Die Hauptpersonen des Romans
Hoc Calvaniyz – Perry Rhodans Bote.
Reginald Bull – Der Staatsmarschall stellt sich dem Parlament.
Roi Danton, Galbraith Deighton und Geoffry Abel Waringer – Perry Rhodans Freunde leiten Sofortmaßnahmen ein.
Bount Terhera – Der Marshall stellt einen Misstrauensantrag.
Ibn Siegel und Hekal Sasdro – Zwei Männer, die nicht wissen, was sie tun.
1.
Als Kommandant Hoc Calvaniyz auf die Uhr sah, wusste er, dass auch für ihn die nächsten Tage unter dem unerbittlichen Diktat der Sekunden stehen würden.
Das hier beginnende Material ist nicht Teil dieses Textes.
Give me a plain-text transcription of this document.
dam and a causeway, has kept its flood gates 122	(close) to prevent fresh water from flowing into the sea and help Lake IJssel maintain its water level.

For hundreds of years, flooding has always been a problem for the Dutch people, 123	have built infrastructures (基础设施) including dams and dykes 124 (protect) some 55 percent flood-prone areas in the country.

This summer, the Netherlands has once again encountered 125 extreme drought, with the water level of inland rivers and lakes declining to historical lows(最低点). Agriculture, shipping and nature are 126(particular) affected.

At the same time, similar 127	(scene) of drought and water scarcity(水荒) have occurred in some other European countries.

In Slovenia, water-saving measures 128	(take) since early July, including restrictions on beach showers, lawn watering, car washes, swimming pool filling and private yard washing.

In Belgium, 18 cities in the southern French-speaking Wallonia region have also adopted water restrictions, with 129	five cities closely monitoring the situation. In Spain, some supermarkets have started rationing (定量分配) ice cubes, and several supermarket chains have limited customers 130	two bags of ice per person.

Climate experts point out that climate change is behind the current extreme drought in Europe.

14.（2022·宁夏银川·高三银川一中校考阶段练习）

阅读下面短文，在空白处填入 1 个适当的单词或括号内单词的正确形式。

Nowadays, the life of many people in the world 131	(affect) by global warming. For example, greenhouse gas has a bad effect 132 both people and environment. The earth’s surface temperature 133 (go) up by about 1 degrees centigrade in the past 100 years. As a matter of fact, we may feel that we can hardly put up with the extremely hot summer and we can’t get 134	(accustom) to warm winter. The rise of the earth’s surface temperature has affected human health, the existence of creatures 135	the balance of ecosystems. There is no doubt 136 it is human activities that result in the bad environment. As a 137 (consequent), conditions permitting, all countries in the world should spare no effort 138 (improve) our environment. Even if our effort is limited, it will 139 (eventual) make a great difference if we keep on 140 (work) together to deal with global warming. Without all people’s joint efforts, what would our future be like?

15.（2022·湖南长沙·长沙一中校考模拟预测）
Das Bordchronometer der CMP-34 zeigte den siebzehnten Juni 3444 an; zwei Minuten und neunzehn Sekunden war dieser Tag erst alt.
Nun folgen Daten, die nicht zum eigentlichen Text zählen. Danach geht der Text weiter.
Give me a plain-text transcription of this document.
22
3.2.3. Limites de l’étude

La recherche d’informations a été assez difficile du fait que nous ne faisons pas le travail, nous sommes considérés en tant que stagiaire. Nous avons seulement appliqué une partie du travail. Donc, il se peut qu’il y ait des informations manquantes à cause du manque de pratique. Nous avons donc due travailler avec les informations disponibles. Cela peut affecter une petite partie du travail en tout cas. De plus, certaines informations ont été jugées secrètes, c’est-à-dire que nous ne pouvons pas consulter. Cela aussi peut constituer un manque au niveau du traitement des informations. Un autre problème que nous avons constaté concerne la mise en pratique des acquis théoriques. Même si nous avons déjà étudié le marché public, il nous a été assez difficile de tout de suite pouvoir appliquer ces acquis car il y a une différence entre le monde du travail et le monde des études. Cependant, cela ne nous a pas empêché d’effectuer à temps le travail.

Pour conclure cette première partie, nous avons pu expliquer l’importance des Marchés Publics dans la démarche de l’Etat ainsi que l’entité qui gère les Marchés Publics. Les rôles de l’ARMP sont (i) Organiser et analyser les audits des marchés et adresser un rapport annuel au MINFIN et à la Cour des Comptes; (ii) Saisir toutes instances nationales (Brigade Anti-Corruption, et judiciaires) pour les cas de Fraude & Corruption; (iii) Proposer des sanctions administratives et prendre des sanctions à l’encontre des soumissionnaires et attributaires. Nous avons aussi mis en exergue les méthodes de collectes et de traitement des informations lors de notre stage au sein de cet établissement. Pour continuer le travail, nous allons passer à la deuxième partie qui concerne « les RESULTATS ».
Sein Zweiter Offizier kam in die Zentrale, feuchtete seine trockenen Lippen an und sagte heiser: »Unsere Konverter sind Schrott, wenn wir Terra erreicht haben, Sir!«
»Das ist mir gleichgültig. Es geht schließlich um sechs Milliarden Lebewesen!«
Kommandant Hoc Calvaniyz war ein untersetzter, kräftiger Mann mit dunklem Haar. Er stand in der Zentrale wie ein Block aus schwarzem Stein; hart und kantig und unverrückbar. In einer Serie wilder Linearetappen war der Kreuzer in den letzten Tagen unterwegs gewesen. Jetzt näherte er sich dem Sonnensystem.
»Auf Asporc werden sie alle sterben, wenn wir nicht schnell genug schalten. Wie steht es mit dem Hyperraumfunkspruch?«, fragte Hoc.
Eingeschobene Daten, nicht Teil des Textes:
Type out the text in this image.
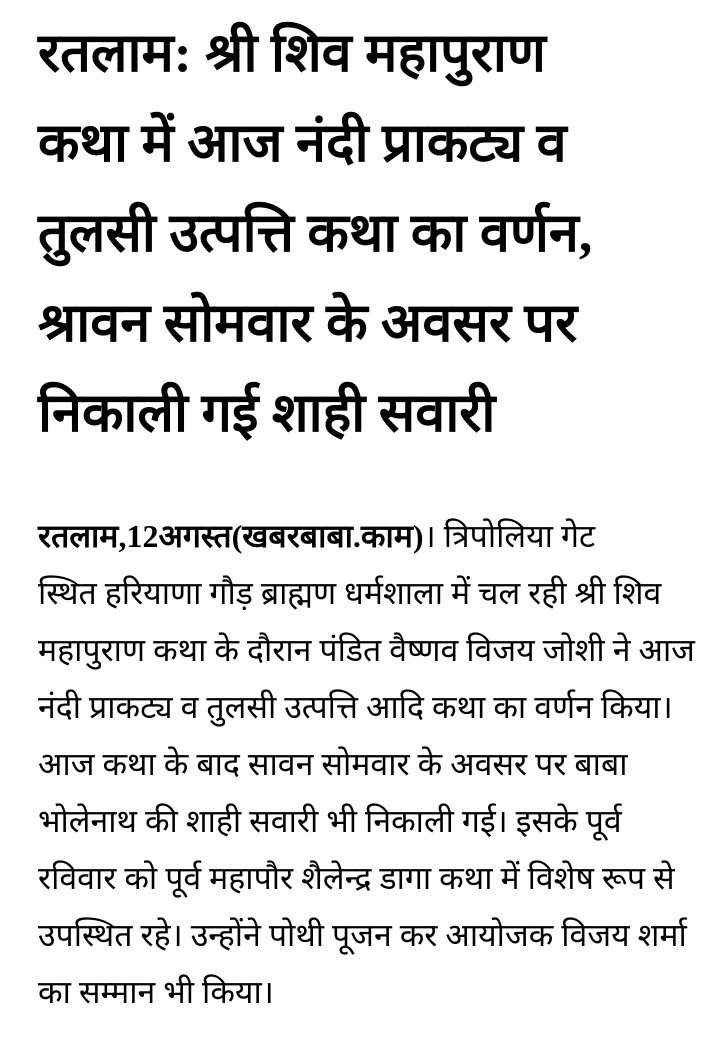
रतलाम: श्री शिव महापुराण
कथा में आज नंदी प्राकट्य व
तुलसी उत्पत्ति कथा का वर्णन,
श्रावन सोमवार के अवसर पर
निकाली गई शाही सवारी
रतलाम,12अगस्त(खबरबाबा.काम)। त्रिपोलिया गेट
स्थित हरियाणा गौड़ ब्राह्मण धर्मशाला में चल रही श्री शिव
महापुराण कथा के दौरान पंडित वैष्णव विजय जोशी ने आज
नंदी प्राकट्य व तुलसी उत्पत्ति आदि कथा का वर्णन किया।
आज कथा के बाद सावन सोमवार के अवसर पर बाबा
भोलेनाथ की शाही सवारी भी निकाली गई। इसके पूर्व
रविवार को पूर्व महापौर शैलेन्द्र डागा कथा में विशेष रूप से
उपस्थित रहे। उन्होंने पोथी पूजन कर आयोजक विजय शर्मा
का सम्मान भी किया।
Er war nervös und abgespannt. Die Maschinen des Kreuzers dröhnten unablässig. Fast sämtliche Energieanzeigen pendelten um die roten Marken. Es konnte geschehen, dass sie dicht vor der Erde den Linearraum verlassen mussten und in Schleichfahrt das Ziel erreichten.
»Alles ist vorbereitet, Sir!«, sagte Bote Fontenay, der Zweite.
»Gut.«
Wieder sah Hoc auf die Uhr. Noch war es zu früh. Er musste noch einige Minuten warten, ehe er sicher sein konnte, dass man auf Terra seinen Spruch empfangen hatte.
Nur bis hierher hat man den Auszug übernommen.